兵庫県はそれに先んじて十六年二月、戸長の公選を官選の方向に換え六月一日県布達丙第一四号によって、戸長役場管轄区域を拡大し、県下の三三郡に三九六の戸長役場を設け、七月一日から実施することとした。市域ではつぎのとおりであった。
武庫郡小林組役場 鹿塩村・蔵人村・小林村・伊孑志村
川面組役場 見佐村・川面村
川辺郡小浜組役場 小浜村・安倉村・米谷村・安場村
山本組役場 中筋村・中山寺村・平井村・山本村・荒牧村
新田中野組役場 荻野村・鴻池村・新田中野村・池尻村
大原野組役場 切畑村・玉瀬村・境野村・芝辻新田・長谷村・大原野村・波豆村
木器組役場 上佐曽利村・下佐曽利村・香合新田・木器村・下槻瀬村・上槻瀬村・市之瀬村・波豆川村
全国的に、戸長の官選と行政区画の拡大がおこなわれるのは翌年であり、兵庫県は国の方針を先取りしていたのである。明治十七年五月七日太政官達第四一号は、戸長を官選とし、同時に発せられた山県有朋内務卿の訓示は、行政区画の拡大を指示した。拡大の基準は、五〇〇戸以下で五カ町村以下としたが、同年六月これを修正して五カ町村まで、あるいは五〇〇戸までのいずれかであればよいとした。
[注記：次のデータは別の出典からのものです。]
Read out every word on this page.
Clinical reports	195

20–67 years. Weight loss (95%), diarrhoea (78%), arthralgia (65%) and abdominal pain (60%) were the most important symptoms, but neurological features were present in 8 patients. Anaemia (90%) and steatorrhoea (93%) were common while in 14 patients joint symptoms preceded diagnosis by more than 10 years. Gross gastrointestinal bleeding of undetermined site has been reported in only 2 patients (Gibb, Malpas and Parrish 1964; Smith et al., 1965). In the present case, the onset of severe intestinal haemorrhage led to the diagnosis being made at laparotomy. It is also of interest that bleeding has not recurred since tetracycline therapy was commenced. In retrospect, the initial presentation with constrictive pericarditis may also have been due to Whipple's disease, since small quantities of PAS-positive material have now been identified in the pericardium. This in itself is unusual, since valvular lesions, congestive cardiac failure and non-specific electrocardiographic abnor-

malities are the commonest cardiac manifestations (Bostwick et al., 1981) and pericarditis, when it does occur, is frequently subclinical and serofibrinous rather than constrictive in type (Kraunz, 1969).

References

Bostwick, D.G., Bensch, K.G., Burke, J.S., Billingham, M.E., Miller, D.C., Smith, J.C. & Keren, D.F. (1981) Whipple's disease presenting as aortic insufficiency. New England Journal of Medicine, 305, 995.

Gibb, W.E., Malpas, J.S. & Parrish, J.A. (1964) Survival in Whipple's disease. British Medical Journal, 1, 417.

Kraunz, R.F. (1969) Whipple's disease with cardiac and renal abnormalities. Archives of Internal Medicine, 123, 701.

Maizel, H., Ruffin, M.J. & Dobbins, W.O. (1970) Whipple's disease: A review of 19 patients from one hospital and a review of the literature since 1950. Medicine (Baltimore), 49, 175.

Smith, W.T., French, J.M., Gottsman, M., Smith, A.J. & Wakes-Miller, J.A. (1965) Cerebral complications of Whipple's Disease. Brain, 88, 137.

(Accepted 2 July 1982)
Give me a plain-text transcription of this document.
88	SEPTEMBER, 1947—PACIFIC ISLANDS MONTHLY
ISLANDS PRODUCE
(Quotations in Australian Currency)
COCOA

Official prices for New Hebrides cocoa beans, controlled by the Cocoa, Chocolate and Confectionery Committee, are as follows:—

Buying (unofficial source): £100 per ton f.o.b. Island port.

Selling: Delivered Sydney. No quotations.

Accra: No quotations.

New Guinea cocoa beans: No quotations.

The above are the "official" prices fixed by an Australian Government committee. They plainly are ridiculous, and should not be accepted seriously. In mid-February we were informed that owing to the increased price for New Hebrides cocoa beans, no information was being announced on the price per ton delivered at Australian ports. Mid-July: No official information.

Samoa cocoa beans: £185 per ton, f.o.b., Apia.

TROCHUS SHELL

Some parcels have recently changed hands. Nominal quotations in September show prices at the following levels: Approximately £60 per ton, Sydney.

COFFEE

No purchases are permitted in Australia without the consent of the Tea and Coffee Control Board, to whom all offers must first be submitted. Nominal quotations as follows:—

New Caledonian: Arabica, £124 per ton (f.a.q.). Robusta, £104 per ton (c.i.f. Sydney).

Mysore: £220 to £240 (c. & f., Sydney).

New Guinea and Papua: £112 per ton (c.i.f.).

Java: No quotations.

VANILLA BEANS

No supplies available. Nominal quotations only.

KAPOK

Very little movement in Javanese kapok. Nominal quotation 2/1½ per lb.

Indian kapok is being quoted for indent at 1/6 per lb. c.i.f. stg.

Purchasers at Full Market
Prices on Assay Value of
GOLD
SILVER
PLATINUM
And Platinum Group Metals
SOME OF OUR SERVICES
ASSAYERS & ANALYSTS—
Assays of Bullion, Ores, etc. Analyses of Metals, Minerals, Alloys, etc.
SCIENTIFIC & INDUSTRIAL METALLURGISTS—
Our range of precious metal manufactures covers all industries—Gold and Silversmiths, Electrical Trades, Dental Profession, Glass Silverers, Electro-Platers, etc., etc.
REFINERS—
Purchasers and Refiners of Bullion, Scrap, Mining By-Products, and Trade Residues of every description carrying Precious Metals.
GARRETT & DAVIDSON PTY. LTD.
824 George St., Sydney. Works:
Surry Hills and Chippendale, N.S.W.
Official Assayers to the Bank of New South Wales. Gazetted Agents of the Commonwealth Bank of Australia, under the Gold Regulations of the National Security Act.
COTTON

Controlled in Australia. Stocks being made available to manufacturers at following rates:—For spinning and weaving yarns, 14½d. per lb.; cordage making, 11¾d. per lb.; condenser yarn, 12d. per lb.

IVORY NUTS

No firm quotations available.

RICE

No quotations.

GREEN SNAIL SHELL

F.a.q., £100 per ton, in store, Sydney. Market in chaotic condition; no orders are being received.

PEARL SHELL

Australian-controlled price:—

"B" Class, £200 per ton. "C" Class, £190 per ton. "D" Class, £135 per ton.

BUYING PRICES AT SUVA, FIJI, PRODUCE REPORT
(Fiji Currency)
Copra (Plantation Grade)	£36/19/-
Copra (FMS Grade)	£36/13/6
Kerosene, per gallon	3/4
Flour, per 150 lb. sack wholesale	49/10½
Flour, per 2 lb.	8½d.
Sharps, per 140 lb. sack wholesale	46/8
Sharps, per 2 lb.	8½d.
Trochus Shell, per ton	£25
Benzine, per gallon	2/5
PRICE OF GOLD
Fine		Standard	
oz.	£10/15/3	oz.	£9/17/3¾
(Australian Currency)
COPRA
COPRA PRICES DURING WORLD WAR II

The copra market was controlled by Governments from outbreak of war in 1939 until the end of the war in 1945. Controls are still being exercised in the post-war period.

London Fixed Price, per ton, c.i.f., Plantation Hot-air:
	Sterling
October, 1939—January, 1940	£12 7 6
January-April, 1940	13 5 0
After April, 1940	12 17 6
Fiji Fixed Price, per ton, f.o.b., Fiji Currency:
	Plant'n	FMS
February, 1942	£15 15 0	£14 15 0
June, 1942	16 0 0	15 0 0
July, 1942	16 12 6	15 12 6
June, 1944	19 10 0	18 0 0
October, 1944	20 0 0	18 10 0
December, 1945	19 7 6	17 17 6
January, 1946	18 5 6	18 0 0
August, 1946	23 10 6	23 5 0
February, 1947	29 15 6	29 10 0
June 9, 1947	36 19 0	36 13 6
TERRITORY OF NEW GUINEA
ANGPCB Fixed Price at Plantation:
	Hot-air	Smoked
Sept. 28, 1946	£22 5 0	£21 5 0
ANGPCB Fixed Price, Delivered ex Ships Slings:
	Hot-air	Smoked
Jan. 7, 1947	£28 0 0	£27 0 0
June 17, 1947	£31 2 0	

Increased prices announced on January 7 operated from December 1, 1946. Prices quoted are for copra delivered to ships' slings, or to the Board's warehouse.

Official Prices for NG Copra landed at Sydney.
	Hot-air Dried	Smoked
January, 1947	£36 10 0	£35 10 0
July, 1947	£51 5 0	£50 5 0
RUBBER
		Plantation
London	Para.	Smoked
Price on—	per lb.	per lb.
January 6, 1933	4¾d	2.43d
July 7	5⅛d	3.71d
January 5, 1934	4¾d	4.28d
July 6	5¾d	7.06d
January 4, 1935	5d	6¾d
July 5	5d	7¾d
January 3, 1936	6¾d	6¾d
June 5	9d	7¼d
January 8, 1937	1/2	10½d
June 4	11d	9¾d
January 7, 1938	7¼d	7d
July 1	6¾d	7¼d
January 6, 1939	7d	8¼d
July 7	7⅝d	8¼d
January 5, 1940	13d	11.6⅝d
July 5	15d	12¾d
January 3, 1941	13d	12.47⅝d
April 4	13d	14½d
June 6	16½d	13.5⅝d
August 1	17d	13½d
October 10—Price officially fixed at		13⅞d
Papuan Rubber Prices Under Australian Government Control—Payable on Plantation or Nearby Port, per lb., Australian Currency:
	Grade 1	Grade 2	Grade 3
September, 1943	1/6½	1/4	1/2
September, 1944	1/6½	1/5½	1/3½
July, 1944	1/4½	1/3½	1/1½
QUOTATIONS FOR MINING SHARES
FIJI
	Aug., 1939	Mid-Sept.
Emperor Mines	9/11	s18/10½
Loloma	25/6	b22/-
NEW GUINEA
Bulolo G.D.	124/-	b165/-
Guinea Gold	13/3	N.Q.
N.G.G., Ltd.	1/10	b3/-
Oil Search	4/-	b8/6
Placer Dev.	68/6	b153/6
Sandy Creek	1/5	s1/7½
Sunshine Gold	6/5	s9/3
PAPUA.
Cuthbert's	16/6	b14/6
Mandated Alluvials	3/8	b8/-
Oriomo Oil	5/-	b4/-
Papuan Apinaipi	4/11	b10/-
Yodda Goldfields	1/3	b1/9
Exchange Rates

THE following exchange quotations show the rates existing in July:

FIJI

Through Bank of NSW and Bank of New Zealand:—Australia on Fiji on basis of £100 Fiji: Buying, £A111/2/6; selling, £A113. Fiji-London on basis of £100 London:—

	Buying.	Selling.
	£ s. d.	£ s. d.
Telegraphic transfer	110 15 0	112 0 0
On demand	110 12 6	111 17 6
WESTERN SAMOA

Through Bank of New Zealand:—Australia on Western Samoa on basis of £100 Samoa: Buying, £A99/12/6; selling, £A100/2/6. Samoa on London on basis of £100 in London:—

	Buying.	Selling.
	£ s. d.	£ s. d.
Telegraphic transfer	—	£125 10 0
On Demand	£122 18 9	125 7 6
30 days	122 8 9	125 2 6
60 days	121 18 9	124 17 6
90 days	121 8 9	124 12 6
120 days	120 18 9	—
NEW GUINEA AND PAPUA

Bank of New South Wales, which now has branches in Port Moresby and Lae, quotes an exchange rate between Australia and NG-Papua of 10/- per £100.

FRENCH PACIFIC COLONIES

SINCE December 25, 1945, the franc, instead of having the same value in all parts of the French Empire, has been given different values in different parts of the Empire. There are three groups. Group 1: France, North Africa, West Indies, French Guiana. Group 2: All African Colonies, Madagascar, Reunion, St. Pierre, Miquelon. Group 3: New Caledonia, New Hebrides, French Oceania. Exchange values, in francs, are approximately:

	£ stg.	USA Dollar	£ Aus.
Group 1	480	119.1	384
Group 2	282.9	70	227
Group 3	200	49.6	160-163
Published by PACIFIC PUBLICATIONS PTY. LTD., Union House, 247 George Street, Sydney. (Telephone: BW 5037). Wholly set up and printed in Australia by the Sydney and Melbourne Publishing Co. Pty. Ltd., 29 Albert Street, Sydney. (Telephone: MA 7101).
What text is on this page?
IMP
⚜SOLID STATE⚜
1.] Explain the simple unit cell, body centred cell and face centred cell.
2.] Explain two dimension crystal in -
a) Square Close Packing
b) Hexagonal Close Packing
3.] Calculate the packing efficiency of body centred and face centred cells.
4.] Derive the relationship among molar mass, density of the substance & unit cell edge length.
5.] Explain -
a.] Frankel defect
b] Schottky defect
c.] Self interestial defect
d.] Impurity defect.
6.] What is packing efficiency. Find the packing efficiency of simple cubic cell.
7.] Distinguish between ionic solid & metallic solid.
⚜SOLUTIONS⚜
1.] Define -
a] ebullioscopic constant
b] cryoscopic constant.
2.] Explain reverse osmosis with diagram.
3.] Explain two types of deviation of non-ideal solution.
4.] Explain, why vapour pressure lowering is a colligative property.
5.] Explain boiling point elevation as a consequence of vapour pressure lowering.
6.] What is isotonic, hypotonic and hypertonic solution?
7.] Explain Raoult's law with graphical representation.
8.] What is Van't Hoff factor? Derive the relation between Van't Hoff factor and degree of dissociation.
戸長は、町村人民が三人ないし五人を選挙し、そのなかから府知事・県令が「永ク其町村ニ居住シ名望資産ヲ有スル者」を選ぶという官選戸長制となった。
区町村会法も改正せられ、議員の選挙・被選挙資格を地租納入者に限り、また議案の発案権は戸長に限られた。
明治十一年三新法によってつくられた県令―郡長―戸長という官治行政の系統組織は、自由民権運動の力がある間は町村の自治を重んじたので有効に機能しなかった。町村財政の悪化により町村の連合・戸長役場管轄区域の拡大が進み、自由民権運動が衰退するや一挙に地方制度を改正し、県令―郡長―官選戸長という系統組織が整備されることになった。
兵庫県では明治十七年九月八日布告で、何組戸長役場とよぶことをやめ、「役場所在ノ町村名ヲ冠シ外何ケ町村戸長役場ト改称本年十月一日ヨリ実施」することになった。翌十八年十二月に安場村は川面村に合併したので、その後の市域の戸長役場はつぎのようによばれた。
小林村外三ケ村・川面村外一ケ村・小浜村外二ケ村・山本村外五ケ村(満願寺村を含む)・新田中野村外三ケ村・大原野村外六ケ村・木器村外七ケ村戸長役場。
十九年三月、兵庫県では町村の総代も私産名望を有する者に限られ、その仕事も法令などの伝達と戸長の指示による町村の事務であって、上意下達の末端機関であり、官選戸長事務の下請機関となり、町村自治の代表者としては認められなくなった。